Setiap hari tak kurang dari 200 mangkok ludes diborong pembeli. Bahkan, di hari-hari libur pengunjung malah meluber. Tak kenal kata tutup, Bakso Cak Edy buka tiap hari meskipun saat lebaran. “Kita ini tutup kalau pas pingin libur aja”, demikian Cak Edy si empunya bakso menjelaskan. Bicara soal harga, rupiah yang harus dikocek pun tak besar. Harga per porsinya Rp. 20.000 untuk bakso kikil, berisi satu bakso berukuran cukup jumbo dan kikil yang enak empuk tumpah ruah. Sedangkan untuk bakso biasa dibanderol Rp. 10.000 dengan isian bakso, goreng, siomay, dan tahu. Dinikmati bersama segelas es jeruk, bikin makan bakso jadi kian lezat khidmat.

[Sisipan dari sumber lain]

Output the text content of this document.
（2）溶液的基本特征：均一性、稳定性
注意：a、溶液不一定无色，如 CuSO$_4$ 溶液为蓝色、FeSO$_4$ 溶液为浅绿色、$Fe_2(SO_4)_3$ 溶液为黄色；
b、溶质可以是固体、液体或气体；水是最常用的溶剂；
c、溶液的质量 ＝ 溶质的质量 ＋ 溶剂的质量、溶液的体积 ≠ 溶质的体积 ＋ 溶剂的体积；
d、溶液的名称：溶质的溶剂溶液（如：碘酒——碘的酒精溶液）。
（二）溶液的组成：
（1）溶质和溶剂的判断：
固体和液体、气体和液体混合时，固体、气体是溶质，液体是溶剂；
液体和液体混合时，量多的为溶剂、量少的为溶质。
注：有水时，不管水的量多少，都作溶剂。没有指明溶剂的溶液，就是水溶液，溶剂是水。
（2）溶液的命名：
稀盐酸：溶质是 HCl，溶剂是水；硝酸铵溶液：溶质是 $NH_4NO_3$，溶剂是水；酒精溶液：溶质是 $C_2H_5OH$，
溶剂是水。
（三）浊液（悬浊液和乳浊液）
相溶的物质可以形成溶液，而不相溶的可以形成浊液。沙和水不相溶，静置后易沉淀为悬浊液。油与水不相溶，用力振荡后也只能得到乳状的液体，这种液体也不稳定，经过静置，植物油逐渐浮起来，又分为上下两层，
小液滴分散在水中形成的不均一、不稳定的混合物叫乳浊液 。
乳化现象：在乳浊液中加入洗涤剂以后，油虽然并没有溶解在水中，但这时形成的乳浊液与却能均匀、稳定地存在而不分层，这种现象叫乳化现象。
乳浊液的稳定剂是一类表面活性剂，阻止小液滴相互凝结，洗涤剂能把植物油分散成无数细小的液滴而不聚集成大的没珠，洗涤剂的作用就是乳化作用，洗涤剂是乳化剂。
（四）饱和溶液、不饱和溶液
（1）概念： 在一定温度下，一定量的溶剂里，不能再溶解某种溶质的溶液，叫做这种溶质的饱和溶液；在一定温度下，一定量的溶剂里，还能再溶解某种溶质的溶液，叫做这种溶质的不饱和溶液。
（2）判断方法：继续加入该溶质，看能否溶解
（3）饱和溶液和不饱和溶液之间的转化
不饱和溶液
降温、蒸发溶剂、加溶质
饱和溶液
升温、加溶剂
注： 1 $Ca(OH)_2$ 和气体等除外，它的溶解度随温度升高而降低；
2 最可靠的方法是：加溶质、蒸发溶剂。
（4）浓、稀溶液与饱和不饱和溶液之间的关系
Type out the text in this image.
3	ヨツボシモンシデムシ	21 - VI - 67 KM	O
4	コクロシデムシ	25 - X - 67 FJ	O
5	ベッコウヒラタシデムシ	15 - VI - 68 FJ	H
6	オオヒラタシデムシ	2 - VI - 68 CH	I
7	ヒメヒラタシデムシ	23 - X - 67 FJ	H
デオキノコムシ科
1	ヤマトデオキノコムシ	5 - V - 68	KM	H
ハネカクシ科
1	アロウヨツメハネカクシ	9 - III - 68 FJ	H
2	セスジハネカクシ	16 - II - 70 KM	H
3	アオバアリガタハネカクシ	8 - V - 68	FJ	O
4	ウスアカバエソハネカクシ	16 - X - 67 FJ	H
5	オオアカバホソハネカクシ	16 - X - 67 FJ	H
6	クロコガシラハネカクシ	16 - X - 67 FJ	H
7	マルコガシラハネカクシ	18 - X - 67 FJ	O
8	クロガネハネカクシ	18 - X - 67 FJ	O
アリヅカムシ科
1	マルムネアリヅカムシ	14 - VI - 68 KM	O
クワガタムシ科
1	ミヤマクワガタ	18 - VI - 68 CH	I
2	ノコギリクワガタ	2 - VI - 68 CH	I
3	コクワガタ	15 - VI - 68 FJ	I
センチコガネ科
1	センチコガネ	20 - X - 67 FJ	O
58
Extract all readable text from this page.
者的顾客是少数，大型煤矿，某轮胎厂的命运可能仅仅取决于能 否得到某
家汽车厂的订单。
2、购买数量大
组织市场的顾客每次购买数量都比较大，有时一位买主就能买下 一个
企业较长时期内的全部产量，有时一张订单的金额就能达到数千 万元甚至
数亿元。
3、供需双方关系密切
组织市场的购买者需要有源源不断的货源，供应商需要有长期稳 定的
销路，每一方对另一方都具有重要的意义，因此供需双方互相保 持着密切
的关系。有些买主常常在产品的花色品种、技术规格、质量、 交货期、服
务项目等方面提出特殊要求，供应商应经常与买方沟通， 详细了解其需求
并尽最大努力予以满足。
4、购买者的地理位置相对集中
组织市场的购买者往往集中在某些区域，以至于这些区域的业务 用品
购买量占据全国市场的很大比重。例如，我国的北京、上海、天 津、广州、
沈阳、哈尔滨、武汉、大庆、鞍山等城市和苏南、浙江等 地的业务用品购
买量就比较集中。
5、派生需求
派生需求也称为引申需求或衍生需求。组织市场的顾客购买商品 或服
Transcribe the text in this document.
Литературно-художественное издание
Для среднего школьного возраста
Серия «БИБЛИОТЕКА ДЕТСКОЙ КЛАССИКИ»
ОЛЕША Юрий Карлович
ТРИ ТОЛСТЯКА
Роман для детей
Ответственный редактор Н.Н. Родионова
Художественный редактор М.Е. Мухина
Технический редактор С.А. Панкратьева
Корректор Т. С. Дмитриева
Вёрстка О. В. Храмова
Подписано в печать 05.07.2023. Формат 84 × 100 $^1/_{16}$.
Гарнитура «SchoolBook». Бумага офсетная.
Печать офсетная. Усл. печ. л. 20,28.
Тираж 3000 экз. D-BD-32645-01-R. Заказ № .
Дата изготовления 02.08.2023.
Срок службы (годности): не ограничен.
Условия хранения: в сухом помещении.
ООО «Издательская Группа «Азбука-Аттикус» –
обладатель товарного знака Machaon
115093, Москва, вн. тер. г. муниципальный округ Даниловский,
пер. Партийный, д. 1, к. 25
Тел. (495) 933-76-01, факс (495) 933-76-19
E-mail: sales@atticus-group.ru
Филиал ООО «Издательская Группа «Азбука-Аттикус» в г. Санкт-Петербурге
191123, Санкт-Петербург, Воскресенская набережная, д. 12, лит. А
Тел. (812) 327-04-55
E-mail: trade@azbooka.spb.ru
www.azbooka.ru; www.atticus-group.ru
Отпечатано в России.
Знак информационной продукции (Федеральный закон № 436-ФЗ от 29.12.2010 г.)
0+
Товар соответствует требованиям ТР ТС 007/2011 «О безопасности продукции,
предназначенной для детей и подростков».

Bisa bertahan dari 1996 hingga sekarang, resep rahasianya ada di tangan pengunjung. Kalo pelanggan meminta apa, segera dipenuhi. “Sebisa mungkin kita tidak menolak pelanggan, pelanggan pingin beli kikilnya aja tidak apa-apa. Mau beli sama baksonya juga boleh. Beli 10ribu juga kita layani”, jelas Cak Edy. Agar mutu tetap terjaga, cak Edy turun tangan langsung mulai dari belanja bahan hingga jadi kasir. Bila datang ke Bakso Cak Edy, jangan lupa untuk bertegur sapa dengan sang juragan yang stand by di meja kasir.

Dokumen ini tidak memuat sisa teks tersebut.